You: (Damn, I should have paid attention to those undergrad probability lessons!) Uhmmm.. I don't know... I think I will go with what probability tells me. Let's ask the folks over at Physics Forums what they think? Should I change doors or stick?

 

[CompuChip]

Change.

(CompuChip wonders why this puzzle has been around since like 1000 AD and nobody got to see the proof yet).

 

[tanujkush]

Change.

(CompuChip wonders why this puzzle has been around since like 1000 AD and nobody got to see the proof yet).

there is a proper closed form proof for this really.

 

[lanedance]

Ch-ch-changes
Just going to have to be a different man
Time may change me
But I can't trace time

 

[CompuChip]

there is a proper closed form proof for this really.

Then you should publish it and get famous.

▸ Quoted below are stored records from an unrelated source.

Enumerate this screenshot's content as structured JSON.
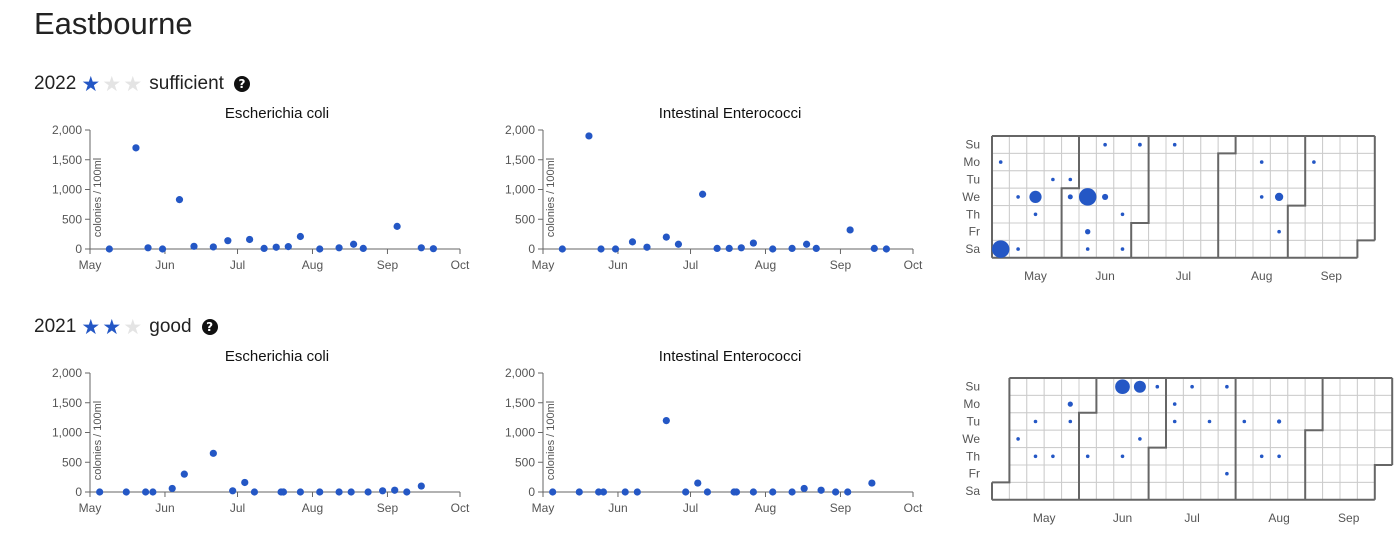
{
  "title": "Eastbourne",
  "colors": {
    "accent": "#2457c5",
    "grid": "#cccccc",
    "border": "#666666"
  },
  "years": [
    {
      "year": "2022",
      "stars": 1,
      "rating": "sufficient",
      "help_icon": "question-circle-icon",
      "charts": [
        {
          "type": "scatter",
          "title": "Escherichia coli",
          "ylabel": "colonies / 100ml",
          "ylim": [
            0,
            2000
          ],
          "yticks": [
            0,
            500,
            1000,
            1500,
            2000
          ],
          "yticklabels": [
            "0",
            "500",
            "1,000",
            "1,500",
            "2,000"
          ],
          "xlim_days": [
            0,
            153
          ],
          "xticks_days": [
            0,
            31,
            61,
            92,
            123,
            153
          ],
          "xticklabels": [
            "May",
            "Jun",
            "Jul",
            "Aug",
            "Sep",
            "Oct"
          ],
          "points": [
            [
              8,
              0
            ],
            [
              19,
              1700
            ],
            [
              24,
              20
            ],
            [
              30,
              0
            ],
            [
              37,
              830
            ],
            [
              43,
              45
            ],
            [
              51,
              35
            ],
            [
              57,
              140
            ],
            [
              66,
              160
            ],
            [
              72,
              10
            ],
            [
              77,
              30
            ],
            [
              82,
              40
            ],
            [
              87,
              210
            ],
            [
              95,
              0
            ],
            [
              103,
              20
            ],
            [
              109,
              80
            ],
            [
              113,
              10
            ],
            [
              127,
              380
            ],
            [
              137,
              20
            ],
            [
              142,
              5
            ]
          ]
        },
        {
          "type": "scatter",
          "title": "Intestinal Enterococci",
          "ylabel": "colonies / 100ml",
          "ylim": [
            0,
            2000
          ],
          "yticks": [
            0,
            500,
            1000,
            1500,
            2000
          ],
          "yticklabels": [
            "0",
            "500",
            "1,000",
            "1,500",
            "2,000"
          ],
          "xlim_days": [
            0,
            153
          ],
          "xticks_days": [
            0,
            31,
            61,
            92,
            123,
            153
          ],
          "xticklabels": [
            "May",
            "Jun",
            "Jul",
            "Aug",
            "Sep",
            "Oct"
          ],
          "points": [
            [
              8,
              0
            ],
            [
              19,
              1900
            ],
            [
              24,
              0
            ],
            [
              30,
              0
            ],
            [
              37,
              120
            ],
            [
              43,
              30
            ],
            [
              51,
              200
            ],
            [
              56,
              80
            ],
            [
              66,
              920
            ],
            [
              72,
              10
            ],
            [
              77,
              10
            ],
            [
              82,
              20
            ],
            [
              87,
              100
            ],
            [
              95,
              0
            ],
            [
              103,
              10
            ],
            [
              109,
              80
            ],
            [
              113,
              10
            ],
            [
              127,
              320
            ],
            [
              137,
              10
            ],
            [
              142,
              0
            ]
          ]
        }
      ],
      "calendar": {
        "day_labels": [
          "Su",
          "Mo",
          "Tu",
          "We",
          "Th",
          "Fr",
          "Sa"
        ],
        "month_labels": [
          "May",
          "Jun",
          "Jul",
          "Aug",
          "Sep"
        ],
        "first_weekday": 0,
        "points": [
          [
            1,
            30
          ],
          [
            6,
            1700
          ],
          [
            10,
            20
          ],
          [
            13,
            20
          ],
          [
            17,
            830
          ],
          [
            18,
            40
          ],
          [
            23,
            35
          ],
          [
            30,
            35
          ],
          [
            31,
            140
          ],
          [
            38,
            1700
          ],
          [
            40,
            160
          ],
          [
            41,
            30
          ],
          [
            42,
            30
          ],
          [
            45,
            210
          ],
          [
            53,
            0
          ],
          [
            55,
            20
          ],
          [
            56,
            80
          ],
          [
            70,
            20
          ],
          [
            106,
            0
          ],
          [
            108,
            5
          ],
          [
            115,
            380
          ],
          [
            117,
            20
          ],
          [
            127,
            30
          ]
        ]
      }
    },
    {
      "year": "2021",
      "stars": 2,
      "rating": "good",
      "help_icon": "question-circle-icon",
      "charts": [
        {
          "type": "scatter",
          "title": "Escherichia coli",
          "ylabel": "colonies / 100ml",
          "ylim": [
            0,
            2000
          ],
          "yticks": [
            0,
            500,
            1000,
            1500,
            2000
          ],
          "yticklabels": [
            "0",
            "500",
            "1,000",
            "1,500",
            "2,000"
          ],
          "xlim_days": [
            0,
            153
          ],
          "xticks_days": [
            0,
            31,
            61,
            92,
            123,
            153
          ],
          "xticklabels": [
            "May",
            "Jun",
            "Jul",
            "Aug",
            "Sep",
            "Oct"
          ],
          "points": [
            [
              4,
              0
            ],
            [
              15,
              0
            ],
            [
              23,
              0
            ],
            [
              26,
              0
            ],
            [
              34,
              60
            ],
            [
              39,
              300
            ],
            [
              51,
              650
            ],
            [
              59,
              20
            ],
            [
              64,
              160
            ],
            [
              68,
              0
            ],
            [
              79,
              0
            ],
            [
              80,
              0
            ],
            [
              87,
              0
            ],
            [
              95,
              0
            ],
            [
              103,
              0
            ],
            [
              108,
              0
            ],
            [
              115,
              0
            ],
            [
              121,
              20
            ],
            [
              126,
              30
            ],
            [
              131,
              0
            ],
            [
              137,
              100
            ]
          ]
        },
        {
          "type": "scatter",
          "title": "Intestinal Enterococci",
          "ylabel": "colonies / 100ml",
          "ylim": [
            0,
            2000
          ],
          "yticks": [
            0,
            500,
            1000,
            1500,
            2000
          ],
          "yticklabels": [
            "0",
            "500",
            "1,000",
            "1,500",
            "2,000"
          ],
          "xlim_days": [
            0,
            153
          ],
          "xticks_days": [
            0,
            31,
            61,
            92,
            123,
            153
          ],
          "xticklabels": [
            "May",
            "Jun",
            "Jul",
            "Aug",
            "Sep",
            "Oct"
          ],
          "points": [
            [
              4,
              0
            ],
            [
              15,
              0
            ],
            [
              23,
              0
            ],
            [
              25,
              0
            ],
            [
              34,
              0
            ],
            [
              39,
              0
            ],
            [
              51,
              1200
            ],
            [
              59,
              0
            ],
            [
              64,
              150
            ],
            [
              68,
              0
            ],
            [
              79,
              0
            ],
            [
              80,
              0
            ],
            [
              87,
              0
            ],
            [
              95,
              0
            ],
            [
              103,
              0
            ],
            [
              108,
              60
            ],
            [
              115,
              30
            ],
            [
              121,
              0
            ],
            [
              126,
              0
            ],
            [
              136,
              150
            ]
          ]
        }
      ],
      "calendar": {
        "day_labels": [
          "Su",
          "Mo",
          "Tu",
          "We",
          "Th",
          "Fr",
          "Sa"
        ],
        "month_labels": [
          "May",
          "Jun",
          "Jul",
          "Aug",
          "Sep"
        ],
        "first_weekday": 6,
        "points": [
          [
            4,
            0
          ],
          [
            10,
            0
          ],
          [
            12,
            20
          ],
          [
            19,
            60
          ],
          [
            23,
            150
          ],
          [
            24,
            0
          ],
          [
            33,
            40
          ],
          [
            43,
            1200
          ],
          [
            47,
            0
          ],
          [
            50,
            800
          ],
          [
            53,
            0
          ],
          [
            57,
            0
          ],
          [
            65,
            0
          ],
          [
            66,
            0
          ],
          [
            71,
            0
          ],
          [
            80,
            0
          ],
          [
            85,
            0
          ],
          [
            90,
            0
          ],
          [
            94,
            0
          ],
          [
            103,
            0
          ],
          [
            108,
            100
          ],
          [
            110,
            0
          ]
        ]
      }
    }
  ]
}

(I was talking about the Riemann hypothesis of course, the proof of why changing the doors increases your odds of winning to 2/3 can be written out on a single line).

 

[tanujkush]

(I was talking about the Riemann hypothesis of course, the proof of why changing the doors increases your odds of winning to 2/3 can be written out on a single line).

I of course, was talking about the second part of your quote.

 

[Rogerio]

...
Anchor: Wait a minute, what if I made you an offer. Would you like to change your door? Would you like to choose door B instead?

It depends.
Does the Anchor know the doors a priori?
If he doesn't know what is behind each door, then changing from door A to door B makes no difference.

 

[HallsofIvy]

I remember, about 20 years ago, seeing this problem as an exercise in chapter 1 of an introductory probability text.

 

[EnumaElish]

This problem still stumps me somewhat, philosophically speaking. Suppose the anchor did not know a priori, but I didn't know that she didn't know. Shouldn't I still change?

Put differently: suppose I don't know with certainty whether she knew. If she knew, then I better change. If she didn't, then (by the logic presented somewhere along the thread) it's all random and I'll be no worse off if I changed. On the net, I should change.

Since I can never know with certainty that she didn't know, I should change every single time I am in this position.